Dans ce contexte d’interactions robot/environnement, les interfaces haptiques permettent au robot de « saisir » les objets. C’est le domaine en pleine expansion de la télémanipulation dont les applications dans le domaine du travail sont aussi nombreuses que sources d’interrogations pressantes sur la rivalité territoriale homme/robot classiquement dans le domaine industriel, mais, désormais, aussi dans le monde pluriel des « services au particulier » au cœur du quotidien.
Capacité d’apprentissage adaptatif et anticipateur du double robotique
Cette augmentation effective de la complexité des taches accomplies par les robots et de leur autonomie a franchi un cap théorico-technique crucial au moment du passage du deuxième au troisième millénaire avec les travaux sur l’apprentissage automatique ou apprentissage statistique (machine learning). Ces études s’inscrivent dans la filière épistémologique plus large de « l’auto-organisation » décrite par la théorie générale des systèmes (Von Bertalanffy, 1968) et dont les biologistes ont été des pionniers (Atlan, 1979) avant, notamment, les thérapeutes familiaux systémiciens et les bébologues interactionnistes.
Pour comprendre cet auto-apprentissage, prenons l’exemple d’un aspirateur-robot tel qu’on les trouve en vente actuellement. Lors des premières utilisations de l’aspirateur confronté à la topographie singulière de votre habitat, le logiciel qui pilote les informations des capteurs de l’appareil est non seulement en mesure de donner des ordres aux actionneurs pour éviter les obstacles rencontrés, mais aussi de les mémoriser rendant ainsi l’imprévisible prévisible. Le plan actuel de l’appartement sera sauvegardé mais restera aussi ouvert aux changements : l’aspirateur pourra éventuellement modifier cette cartographie si vous déplacez un meuble ou posez un nouvel objet à terre. Bref, sur la base des données informatiques de l’aspirateur à l’achat (les réglages d’usine par défaut), il est capable d’apprentissage statistique à partir de données originales d’un environnement local spécifique. Le temps et l’expérience sont les alliées de son intelligence artificielle en progression. Elle s’inscrit dans un devenir développemental processuel qui enrichit les données implantées en nombre limité au départ.

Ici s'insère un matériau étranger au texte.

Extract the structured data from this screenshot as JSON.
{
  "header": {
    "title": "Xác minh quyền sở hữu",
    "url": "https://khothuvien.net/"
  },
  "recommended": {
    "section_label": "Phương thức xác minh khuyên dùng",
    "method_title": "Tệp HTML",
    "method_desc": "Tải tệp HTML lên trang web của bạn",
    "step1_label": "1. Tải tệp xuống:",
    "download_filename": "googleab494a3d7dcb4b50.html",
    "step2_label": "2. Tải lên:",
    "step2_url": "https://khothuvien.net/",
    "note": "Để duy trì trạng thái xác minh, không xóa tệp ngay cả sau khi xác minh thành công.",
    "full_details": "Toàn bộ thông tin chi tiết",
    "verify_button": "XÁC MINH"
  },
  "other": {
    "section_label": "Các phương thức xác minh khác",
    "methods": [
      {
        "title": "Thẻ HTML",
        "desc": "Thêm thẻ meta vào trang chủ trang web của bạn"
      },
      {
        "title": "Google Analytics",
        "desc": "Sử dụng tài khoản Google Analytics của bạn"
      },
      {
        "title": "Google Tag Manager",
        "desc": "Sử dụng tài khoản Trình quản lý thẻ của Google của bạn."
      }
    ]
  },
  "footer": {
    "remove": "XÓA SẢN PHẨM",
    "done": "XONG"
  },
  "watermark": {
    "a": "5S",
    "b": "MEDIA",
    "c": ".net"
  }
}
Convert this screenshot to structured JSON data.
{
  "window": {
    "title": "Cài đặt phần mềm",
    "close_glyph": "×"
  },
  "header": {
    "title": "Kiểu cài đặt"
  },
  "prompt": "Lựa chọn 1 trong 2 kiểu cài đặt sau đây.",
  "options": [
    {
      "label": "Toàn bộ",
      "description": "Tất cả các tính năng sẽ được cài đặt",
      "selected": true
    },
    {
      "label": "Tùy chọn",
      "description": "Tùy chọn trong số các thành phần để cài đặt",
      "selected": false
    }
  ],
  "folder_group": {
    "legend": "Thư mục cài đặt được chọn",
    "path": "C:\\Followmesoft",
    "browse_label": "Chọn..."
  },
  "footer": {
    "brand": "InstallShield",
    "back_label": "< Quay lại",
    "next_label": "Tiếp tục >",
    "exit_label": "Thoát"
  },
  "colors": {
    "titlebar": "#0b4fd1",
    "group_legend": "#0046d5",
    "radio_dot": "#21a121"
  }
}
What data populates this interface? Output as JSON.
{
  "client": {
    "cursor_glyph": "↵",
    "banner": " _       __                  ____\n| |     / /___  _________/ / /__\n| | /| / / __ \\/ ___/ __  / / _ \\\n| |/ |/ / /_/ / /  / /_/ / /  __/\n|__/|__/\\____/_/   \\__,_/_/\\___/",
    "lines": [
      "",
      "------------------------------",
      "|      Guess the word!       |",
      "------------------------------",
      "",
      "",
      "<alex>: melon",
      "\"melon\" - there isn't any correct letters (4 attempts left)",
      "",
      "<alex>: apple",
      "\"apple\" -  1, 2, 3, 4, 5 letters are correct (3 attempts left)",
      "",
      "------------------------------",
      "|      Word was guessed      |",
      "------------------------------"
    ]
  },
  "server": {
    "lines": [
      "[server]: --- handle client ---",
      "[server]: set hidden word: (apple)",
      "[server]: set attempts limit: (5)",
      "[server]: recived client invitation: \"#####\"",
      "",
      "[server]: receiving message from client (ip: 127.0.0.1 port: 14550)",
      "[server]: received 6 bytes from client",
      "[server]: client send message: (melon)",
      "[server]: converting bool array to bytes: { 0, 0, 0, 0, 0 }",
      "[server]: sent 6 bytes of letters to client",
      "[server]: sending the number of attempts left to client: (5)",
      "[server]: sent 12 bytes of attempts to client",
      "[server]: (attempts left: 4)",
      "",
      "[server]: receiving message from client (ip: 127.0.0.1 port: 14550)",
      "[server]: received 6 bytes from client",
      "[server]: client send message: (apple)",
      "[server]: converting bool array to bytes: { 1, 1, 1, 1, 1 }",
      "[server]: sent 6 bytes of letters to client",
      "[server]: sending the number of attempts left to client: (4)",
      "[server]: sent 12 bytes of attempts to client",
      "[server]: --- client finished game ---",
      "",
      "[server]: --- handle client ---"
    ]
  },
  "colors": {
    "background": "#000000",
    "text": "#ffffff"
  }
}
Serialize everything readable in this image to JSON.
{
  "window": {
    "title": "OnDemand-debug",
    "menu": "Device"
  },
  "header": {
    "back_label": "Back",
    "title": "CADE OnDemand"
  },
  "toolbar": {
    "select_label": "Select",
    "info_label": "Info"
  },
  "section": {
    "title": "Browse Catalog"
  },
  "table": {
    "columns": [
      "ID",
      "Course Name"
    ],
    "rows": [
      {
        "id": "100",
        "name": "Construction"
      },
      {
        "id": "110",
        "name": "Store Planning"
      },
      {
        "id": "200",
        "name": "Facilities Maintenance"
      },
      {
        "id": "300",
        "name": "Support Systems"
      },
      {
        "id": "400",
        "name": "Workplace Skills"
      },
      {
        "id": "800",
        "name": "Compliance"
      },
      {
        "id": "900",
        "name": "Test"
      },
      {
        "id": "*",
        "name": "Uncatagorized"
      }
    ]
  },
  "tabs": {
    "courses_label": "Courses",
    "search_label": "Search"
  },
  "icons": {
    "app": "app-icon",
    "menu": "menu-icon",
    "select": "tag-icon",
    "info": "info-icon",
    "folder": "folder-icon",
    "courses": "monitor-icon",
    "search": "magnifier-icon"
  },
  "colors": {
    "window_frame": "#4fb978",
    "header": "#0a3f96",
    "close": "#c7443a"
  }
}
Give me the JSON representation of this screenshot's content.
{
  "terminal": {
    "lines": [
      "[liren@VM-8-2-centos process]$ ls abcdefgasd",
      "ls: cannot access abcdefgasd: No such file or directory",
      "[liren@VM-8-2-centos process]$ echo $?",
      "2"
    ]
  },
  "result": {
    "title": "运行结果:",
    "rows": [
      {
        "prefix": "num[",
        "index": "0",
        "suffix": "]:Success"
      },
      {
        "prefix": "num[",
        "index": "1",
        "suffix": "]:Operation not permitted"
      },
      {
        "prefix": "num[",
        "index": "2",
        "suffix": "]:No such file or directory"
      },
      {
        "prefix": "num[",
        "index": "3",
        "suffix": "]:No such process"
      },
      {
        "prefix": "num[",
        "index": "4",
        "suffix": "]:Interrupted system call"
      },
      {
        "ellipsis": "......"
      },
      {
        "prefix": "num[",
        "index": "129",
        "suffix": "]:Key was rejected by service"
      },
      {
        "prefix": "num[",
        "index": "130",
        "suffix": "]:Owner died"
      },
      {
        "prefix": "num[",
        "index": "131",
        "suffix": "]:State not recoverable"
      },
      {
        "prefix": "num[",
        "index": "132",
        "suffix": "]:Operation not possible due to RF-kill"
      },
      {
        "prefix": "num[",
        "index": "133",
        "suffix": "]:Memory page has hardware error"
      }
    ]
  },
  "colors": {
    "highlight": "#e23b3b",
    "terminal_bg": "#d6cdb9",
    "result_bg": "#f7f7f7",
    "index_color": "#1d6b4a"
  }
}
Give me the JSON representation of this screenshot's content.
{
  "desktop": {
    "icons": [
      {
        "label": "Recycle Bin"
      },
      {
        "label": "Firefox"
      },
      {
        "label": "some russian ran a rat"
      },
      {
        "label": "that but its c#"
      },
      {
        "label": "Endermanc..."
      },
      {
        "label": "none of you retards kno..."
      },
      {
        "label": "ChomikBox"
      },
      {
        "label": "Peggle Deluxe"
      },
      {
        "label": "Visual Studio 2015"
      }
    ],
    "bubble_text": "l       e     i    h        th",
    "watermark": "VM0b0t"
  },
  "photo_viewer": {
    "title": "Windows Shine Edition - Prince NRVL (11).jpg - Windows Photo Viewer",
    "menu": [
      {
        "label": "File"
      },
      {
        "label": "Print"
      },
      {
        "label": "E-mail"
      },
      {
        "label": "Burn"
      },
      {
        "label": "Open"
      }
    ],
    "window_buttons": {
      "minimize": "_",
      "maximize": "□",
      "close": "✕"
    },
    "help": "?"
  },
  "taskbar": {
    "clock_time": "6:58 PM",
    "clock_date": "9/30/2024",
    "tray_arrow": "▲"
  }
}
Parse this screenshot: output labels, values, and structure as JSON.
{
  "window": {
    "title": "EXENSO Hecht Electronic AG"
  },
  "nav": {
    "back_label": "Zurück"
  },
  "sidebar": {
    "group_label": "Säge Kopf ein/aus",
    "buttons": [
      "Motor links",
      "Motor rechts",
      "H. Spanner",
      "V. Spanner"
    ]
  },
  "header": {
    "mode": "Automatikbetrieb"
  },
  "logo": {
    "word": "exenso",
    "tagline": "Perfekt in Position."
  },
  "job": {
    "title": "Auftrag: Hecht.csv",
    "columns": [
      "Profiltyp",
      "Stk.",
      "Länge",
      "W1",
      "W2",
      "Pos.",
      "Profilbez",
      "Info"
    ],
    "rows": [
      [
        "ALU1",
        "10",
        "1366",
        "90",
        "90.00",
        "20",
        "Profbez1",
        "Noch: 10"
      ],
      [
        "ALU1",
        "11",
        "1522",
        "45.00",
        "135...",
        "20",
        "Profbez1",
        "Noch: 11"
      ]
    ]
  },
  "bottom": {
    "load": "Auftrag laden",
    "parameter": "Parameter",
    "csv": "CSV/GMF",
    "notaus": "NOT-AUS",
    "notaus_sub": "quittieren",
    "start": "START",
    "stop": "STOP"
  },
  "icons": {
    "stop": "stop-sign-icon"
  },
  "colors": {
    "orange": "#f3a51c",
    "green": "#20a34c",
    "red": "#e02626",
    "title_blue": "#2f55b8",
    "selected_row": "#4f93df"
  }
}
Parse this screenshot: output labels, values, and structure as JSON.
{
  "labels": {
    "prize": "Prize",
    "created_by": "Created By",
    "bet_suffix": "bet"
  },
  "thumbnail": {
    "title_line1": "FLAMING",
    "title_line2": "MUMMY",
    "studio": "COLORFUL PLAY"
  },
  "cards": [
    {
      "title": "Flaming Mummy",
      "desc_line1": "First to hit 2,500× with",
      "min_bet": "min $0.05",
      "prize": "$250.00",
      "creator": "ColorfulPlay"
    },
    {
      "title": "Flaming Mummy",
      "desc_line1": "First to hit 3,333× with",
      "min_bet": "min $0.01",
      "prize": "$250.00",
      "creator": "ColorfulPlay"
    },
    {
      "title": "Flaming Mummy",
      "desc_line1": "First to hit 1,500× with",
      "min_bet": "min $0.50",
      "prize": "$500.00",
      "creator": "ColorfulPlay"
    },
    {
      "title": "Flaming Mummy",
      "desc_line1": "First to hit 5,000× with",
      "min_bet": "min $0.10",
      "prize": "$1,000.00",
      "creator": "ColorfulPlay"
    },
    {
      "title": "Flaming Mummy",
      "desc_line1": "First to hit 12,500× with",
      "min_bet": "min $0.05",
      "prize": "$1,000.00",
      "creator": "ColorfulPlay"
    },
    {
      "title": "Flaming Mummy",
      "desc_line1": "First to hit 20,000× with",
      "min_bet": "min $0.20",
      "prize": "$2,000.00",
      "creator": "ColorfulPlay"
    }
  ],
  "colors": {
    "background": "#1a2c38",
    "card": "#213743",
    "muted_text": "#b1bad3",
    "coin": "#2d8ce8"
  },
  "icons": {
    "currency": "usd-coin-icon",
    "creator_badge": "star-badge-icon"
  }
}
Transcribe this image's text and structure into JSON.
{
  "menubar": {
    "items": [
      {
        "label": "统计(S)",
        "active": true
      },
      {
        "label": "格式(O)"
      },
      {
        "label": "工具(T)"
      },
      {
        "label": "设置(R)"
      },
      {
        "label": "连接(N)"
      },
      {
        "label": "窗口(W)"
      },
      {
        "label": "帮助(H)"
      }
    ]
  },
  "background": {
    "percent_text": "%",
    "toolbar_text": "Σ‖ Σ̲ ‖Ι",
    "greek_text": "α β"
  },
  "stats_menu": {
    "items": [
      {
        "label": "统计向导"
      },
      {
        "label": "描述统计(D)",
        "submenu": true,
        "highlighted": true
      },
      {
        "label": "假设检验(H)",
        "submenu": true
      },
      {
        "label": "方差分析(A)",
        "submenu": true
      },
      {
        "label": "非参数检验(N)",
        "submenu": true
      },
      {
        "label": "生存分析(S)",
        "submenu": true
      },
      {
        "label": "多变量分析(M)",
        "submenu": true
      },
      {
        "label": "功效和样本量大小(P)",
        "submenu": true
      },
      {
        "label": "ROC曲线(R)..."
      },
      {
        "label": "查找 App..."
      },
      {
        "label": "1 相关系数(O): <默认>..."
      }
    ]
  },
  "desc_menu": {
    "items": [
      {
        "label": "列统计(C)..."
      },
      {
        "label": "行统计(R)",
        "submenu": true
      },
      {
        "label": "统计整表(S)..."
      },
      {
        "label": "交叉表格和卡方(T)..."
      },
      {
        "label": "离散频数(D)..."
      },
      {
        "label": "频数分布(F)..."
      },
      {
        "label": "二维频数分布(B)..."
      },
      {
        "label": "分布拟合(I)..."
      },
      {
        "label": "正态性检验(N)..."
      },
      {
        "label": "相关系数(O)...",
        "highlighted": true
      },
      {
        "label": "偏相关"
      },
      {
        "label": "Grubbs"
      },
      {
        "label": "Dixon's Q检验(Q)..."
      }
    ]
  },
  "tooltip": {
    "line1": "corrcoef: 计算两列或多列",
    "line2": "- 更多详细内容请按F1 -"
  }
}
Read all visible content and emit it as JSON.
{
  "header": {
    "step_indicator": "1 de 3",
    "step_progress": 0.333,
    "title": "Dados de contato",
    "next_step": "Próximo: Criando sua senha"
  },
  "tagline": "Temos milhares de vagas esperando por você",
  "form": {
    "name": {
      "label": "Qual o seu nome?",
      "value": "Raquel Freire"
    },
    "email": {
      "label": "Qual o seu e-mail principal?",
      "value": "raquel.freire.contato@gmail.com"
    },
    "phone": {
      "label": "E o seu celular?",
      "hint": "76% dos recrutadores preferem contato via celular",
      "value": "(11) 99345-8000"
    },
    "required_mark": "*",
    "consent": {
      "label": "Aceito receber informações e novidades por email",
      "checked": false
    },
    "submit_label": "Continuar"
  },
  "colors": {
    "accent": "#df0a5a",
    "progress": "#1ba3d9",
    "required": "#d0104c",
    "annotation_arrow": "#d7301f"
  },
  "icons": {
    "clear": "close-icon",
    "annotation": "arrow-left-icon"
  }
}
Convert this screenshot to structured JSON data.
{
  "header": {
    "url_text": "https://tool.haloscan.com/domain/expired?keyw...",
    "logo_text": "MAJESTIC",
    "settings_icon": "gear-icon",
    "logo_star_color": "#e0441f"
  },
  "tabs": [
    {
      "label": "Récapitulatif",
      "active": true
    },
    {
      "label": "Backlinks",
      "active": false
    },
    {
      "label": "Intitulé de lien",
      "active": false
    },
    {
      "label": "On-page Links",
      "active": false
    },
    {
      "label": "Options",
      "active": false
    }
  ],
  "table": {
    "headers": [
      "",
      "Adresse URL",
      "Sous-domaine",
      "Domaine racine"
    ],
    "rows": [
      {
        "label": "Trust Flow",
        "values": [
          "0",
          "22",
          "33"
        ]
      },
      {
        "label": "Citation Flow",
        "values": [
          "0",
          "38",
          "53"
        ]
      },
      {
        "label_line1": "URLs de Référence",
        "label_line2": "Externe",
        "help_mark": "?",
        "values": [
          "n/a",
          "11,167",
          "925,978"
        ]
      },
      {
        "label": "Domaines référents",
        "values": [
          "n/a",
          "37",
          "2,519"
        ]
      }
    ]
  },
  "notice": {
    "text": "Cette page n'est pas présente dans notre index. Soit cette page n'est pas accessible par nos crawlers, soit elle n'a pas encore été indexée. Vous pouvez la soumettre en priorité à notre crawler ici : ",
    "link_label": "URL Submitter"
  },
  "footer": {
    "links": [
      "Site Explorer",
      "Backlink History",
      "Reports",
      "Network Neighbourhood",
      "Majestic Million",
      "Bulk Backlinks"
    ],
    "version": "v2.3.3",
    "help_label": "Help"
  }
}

Cet apprentissage automatique s’impose comme le champ d’étude pilote de l’intelligence artificielle dans la robotique contemporaine. Les concepteurs actuels de robot cherche prioritairement à réaliser des systèmes capables de réagir seuls à l’environnement, c’est-à-dire de faire preuve d’autonomie adaptative et anticipatrice face au connu mémorisé et à l’inédit. En d’autres termes, ils tentent d’implanter dans les robots des « motivations » intrinsèques programmées par le concepteur mais aussi une « curiosité » source de « néo-motivations » qui n’étaient précédemment que virtuelles. La mise en perspective récente par Maxime Benhamou (2016) du modèle freudien du Projet avec les options actuelles des concepteurs de « robots curieux » (Oudeyer, 2013) au « narcissisme ouvert » est un apport remarquable pour notre sujet. Ces avancées stupéfiantes d’une intelligence artificielle évolutive rapprochent singulièrement les robots des systèmes complètement autonomes envisagés par la science-fiction. Ce sont elles qui brouillent les cartes et sèment le doute dans la distinction entre les catégories de l’environnement humain et non humain (Searles, 1960). Cette incertitude constitue le cœur battant de « l’inquiétante étrangeté » (Freud, 1919) qui menaçait hier Nathanaël face à la poupée automate Olympie et, aujourd’hui, nous-mêmes face à un robot efficient candidat magnétique à la tentation animiste.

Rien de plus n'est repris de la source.